DRUG TEST FOR ALL
With the elections barely three months away, the Cebu City Office on Substance Abuse and Prevention (Cosap) has issued a challenge to candidates of all elective posts in the city: take a drug test.
Dr. Alice Utlang, Cosap’s chairperson, yesterday said candidates in the city should undergo drug testing before they present themselves to the Cebuanos.
“Anyone who is gunning for a position in government should be clean of illegal drugs,” said Utlang.
Anyone found positive of drug use, she said, “is not fit for any position in government.”
Utlang said submitting to a drug test is also a sign of honesty and willingness to serve the people of Cebu.
Candidates from the opposing camps of Bando Osmeña-Pundok Kauswagan (BO-PK) and Team Rama, when asked for reaction by Cebu Daily News, all said they have no problem with undergoing a drug test, including Cebu City Mayor Michael Rama, who is seeking reelection in May.
Rama, reached by phone last night, was initially irritated when asked how he would react to the challenge posed by Utlang, in the light of persistent allegations that he is a drug user.
Later on, however, the mayor said that since he had previously gone through drug tests, he would be willing to go through it once more.
“I have done it once or twice and I don’t see any problem in taking the drug test again,” Rama said.
Rama was particularly sensitive to the issue as he has been previously accused of alleged drug use by his erstwhile political mentor-turned-nemesis, former Cebu City mayor Tomas Osmeña, who is gunning to take away the mayoral seat from Rama.
Former Cebu City mayor Alvin Garcia, who is running for north district congressional representative under Team Rama, said the testing should help erase doubts cast over some candidates, especially on social media.
“I welcome it because I think all candidates should undergo some kind of testing to erase any doubts in everybody’s mind about each candidate. This is especially needed because many candidates are unfairly branded by their opponents as addicts,” he told CDN.
Incumbent North District Rep. Raul Del Mar, who is seeking reelection under BO-PK, also said he has no problem with the drug test and will submit to it “anytime.”
Councilor Gerardo Carillo, who is running for the south district congressional seat under Team Rama, also did not see any problem with a drug test.
“Better (if it’s) surprise testing,” he suggested.
South District Rep. Rodrigo Abellanosa, who is running for reelection, also batted for random testing.
“For that matter, candidates should submit themselves to drugs testing in a random and unscheduled manner witnessed by media and results announced right then and there,” Abellanosa said.
Councilor Nestor Archival Sr., who is Osmeña’s vice mayoral running mate, said he would willingly take on Cosap’s challenge.
Incumbent city councilors, from both majority and minority blocs who are running for reelection, also gave similar nods of approval to Cosap’s plan — a consensus not usually seen inside the session hall where they extensively debated over issues.
Councilors Dave Tumulak, Hanz Abella and Noel Wenceslao, all Team Rama allies, said they agreed with the plan so people would know.

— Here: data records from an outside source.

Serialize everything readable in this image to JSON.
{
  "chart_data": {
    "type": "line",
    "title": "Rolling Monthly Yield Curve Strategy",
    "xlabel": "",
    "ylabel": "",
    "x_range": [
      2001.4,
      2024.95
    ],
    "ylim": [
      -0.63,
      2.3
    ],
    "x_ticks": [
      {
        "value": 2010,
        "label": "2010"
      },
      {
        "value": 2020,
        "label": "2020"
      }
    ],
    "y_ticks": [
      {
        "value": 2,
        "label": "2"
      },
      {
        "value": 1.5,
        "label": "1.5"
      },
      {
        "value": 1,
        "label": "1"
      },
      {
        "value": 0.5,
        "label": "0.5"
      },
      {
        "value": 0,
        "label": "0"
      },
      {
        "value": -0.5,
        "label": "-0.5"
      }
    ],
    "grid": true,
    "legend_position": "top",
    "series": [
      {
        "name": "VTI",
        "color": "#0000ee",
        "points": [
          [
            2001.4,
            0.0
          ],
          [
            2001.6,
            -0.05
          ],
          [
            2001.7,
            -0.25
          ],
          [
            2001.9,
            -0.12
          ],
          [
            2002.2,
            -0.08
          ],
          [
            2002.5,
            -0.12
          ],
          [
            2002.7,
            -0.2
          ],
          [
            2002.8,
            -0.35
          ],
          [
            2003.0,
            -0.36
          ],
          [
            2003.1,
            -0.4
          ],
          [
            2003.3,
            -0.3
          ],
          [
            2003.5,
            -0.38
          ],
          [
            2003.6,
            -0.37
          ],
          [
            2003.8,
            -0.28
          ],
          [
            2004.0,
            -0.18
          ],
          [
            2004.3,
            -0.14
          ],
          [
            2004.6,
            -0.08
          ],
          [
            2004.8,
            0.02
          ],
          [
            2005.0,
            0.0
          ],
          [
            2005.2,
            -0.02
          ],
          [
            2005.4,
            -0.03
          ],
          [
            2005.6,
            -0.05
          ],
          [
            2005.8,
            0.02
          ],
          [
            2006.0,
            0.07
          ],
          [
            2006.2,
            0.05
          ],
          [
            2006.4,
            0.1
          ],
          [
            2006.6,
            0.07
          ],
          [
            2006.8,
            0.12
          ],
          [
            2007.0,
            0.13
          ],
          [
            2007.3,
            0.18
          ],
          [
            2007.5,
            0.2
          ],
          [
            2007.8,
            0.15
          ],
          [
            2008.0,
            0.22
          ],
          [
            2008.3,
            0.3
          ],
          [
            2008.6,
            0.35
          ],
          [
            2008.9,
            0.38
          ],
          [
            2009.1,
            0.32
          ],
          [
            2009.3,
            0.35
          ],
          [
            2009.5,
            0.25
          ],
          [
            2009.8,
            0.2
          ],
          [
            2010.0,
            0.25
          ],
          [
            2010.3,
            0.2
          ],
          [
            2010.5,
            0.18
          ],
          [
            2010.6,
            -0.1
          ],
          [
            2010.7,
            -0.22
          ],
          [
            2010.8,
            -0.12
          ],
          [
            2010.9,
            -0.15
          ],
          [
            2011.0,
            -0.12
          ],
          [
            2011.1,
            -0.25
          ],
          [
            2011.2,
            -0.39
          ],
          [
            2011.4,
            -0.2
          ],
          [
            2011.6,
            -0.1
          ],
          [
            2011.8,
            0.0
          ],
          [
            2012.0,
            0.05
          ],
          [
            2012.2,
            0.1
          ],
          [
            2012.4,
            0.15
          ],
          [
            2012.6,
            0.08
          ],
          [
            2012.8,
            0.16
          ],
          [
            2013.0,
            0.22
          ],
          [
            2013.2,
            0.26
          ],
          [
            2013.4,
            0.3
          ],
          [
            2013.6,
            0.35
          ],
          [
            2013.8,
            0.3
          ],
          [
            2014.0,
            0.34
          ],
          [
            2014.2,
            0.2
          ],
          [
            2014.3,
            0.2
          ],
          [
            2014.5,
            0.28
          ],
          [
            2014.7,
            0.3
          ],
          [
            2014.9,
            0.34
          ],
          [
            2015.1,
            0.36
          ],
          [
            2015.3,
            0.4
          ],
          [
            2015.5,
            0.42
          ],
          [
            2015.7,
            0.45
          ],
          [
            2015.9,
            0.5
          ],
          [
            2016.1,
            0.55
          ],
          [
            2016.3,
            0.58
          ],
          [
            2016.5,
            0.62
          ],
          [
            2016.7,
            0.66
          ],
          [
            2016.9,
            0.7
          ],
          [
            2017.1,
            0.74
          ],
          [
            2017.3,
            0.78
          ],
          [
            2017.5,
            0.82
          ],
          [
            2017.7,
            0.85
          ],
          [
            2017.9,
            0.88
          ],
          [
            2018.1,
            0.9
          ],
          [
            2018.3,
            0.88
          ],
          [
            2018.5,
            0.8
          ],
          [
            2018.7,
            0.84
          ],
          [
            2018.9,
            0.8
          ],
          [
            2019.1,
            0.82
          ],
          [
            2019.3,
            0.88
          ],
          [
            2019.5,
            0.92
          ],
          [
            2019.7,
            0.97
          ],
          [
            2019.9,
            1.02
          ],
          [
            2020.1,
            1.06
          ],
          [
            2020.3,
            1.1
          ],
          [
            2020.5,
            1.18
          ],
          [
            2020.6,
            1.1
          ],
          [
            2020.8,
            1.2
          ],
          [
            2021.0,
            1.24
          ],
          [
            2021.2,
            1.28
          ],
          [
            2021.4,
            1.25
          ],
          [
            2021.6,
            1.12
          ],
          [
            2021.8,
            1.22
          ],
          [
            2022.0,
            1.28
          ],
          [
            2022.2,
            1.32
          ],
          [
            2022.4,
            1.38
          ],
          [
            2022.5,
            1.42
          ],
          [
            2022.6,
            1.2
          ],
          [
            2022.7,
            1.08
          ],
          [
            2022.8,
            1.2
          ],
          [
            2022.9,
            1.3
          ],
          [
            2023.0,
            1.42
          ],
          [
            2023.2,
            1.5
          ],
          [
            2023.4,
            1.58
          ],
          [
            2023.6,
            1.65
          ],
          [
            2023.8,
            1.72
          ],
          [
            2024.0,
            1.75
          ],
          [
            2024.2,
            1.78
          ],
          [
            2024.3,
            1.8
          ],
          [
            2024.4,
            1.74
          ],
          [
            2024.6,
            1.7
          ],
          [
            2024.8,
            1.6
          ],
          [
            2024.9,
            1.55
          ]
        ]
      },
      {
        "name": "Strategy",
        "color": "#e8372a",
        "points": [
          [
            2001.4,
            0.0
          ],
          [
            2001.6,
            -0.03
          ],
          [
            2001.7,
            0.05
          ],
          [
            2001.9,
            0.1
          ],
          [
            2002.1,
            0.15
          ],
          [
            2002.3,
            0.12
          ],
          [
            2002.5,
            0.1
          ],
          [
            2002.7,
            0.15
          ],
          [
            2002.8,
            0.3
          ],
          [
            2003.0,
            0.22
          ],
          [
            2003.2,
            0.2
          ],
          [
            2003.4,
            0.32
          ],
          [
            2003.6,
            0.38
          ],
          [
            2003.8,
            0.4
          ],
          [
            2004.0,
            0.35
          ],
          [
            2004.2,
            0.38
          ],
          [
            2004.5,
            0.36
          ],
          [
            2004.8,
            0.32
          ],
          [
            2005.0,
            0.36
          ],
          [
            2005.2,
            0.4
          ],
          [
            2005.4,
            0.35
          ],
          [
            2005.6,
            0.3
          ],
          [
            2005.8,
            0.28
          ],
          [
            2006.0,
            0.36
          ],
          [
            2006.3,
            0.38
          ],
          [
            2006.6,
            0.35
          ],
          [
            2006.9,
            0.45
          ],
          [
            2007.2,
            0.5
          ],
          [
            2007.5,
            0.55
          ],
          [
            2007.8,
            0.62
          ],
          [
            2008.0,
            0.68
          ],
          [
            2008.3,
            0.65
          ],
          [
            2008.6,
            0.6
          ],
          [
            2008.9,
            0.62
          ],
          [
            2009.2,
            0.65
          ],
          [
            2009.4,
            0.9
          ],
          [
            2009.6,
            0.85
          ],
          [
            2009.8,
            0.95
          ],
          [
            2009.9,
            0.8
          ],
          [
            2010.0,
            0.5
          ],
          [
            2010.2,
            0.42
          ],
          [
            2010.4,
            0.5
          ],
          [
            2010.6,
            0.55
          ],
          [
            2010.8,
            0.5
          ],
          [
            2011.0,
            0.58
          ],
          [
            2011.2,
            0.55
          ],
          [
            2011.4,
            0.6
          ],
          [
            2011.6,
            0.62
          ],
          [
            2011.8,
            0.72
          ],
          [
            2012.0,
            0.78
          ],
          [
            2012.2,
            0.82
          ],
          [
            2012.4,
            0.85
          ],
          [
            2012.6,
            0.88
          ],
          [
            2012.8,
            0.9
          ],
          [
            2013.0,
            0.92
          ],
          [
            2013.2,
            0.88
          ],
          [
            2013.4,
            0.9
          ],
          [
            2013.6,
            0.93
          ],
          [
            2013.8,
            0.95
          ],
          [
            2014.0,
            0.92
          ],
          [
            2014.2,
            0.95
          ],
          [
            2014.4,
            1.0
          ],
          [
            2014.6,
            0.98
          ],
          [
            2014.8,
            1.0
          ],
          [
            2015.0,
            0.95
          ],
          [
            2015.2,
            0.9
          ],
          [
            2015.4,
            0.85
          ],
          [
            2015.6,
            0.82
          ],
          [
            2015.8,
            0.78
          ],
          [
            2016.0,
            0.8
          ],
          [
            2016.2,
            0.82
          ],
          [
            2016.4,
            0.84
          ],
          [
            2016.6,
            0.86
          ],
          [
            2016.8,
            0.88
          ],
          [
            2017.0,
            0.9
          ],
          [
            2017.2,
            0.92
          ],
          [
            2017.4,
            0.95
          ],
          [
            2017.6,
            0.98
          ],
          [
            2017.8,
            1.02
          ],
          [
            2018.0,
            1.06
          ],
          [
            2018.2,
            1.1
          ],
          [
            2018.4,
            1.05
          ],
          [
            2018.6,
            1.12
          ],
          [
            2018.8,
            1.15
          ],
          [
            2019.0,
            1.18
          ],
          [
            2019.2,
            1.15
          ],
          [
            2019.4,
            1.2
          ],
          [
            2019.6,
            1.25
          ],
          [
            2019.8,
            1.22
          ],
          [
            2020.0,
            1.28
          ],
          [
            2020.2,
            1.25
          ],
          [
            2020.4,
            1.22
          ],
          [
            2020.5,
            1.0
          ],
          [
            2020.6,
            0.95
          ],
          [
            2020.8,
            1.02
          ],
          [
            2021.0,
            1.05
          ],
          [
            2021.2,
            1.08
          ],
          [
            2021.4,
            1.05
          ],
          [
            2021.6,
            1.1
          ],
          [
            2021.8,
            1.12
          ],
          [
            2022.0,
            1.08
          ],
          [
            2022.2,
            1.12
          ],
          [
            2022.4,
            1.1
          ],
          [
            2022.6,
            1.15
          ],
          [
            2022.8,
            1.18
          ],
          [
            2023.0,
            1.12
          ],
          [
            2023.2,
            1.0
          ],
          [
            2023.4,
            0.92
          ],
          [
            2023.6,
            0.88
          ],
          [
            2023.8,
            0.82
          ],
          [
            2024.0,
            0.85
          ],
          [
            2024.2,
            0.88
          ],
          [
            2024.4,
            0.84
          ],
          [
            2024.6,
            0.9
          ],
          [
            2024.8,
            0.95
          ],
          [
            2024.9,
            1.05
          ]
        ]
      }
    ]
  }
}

“I am amenable to the drug testing. We owe this to the public that we should serve the people free from any use of the prohibited drugs. I will submit myself for drug testing anytime,” Abella said.
Wenceslao said anyone, by right, could refuse a drug test but he said it would be better for candidates to go through it so as not to leave doubt in the public’s mind about their fitness to hold office.
Councilors allied with BO-PK were also amenable to the drug test.
Councilor Mary Ann De Los Santos said, “Sure, why not?” while Councilor Margarita Osmeña said, “No problem.”
Councilor Sisinio Andales suggested though that the testing should be done before the start of the campaign period for local candidates next month. “I do not have any problem because I know I’m clean. That testing should be done now,” he said.
Councilor Alvin Dizon also said he was willing to take the test immediately, pointing out that in 2014, he sponsored a resolution asking all elected city officials to undergo drug testing.
Utlang said the candidates have no reason to reject the challenge.
“If they want to serve the public, they should be negative of any drug use. Who wants a drug addict serving the people of Cebu?” said Utlang.
She said a candidate who wished to be tested would only need to write Cosap a letter expressing a desire to be tested. Cosap would then schedule a surprise drug test for the candidate, she added.
She explained that Cosap would not want the candidates themselves to set the date for their testing to ensure accuracy of the test’s result.
“A drug test should always be a surprise,” she stressed.
She said the Commission on Elections (Comelec) could initiate the drug tests, particularly for candidates who are not reelectionists.
Cebu City Elections Officer Marcheal Sarno supported Utlang’s challenge but stressed that candidates are not required by law to undergo a drug test.
Sarno recalled that in 2004, national and local candidates were mandated by Comelec to submit to mandatory drug testing but this requirement was scrapped in 2010.
Utlang said drug use should not be overlooked, particularly for those in government service.
In City Hall, she said, six employees tested positive for drug use in a Cosap-initiated drug testing held from Jan. to Feb. 12, out of the 254 employees and department heads who underwent the random drug test.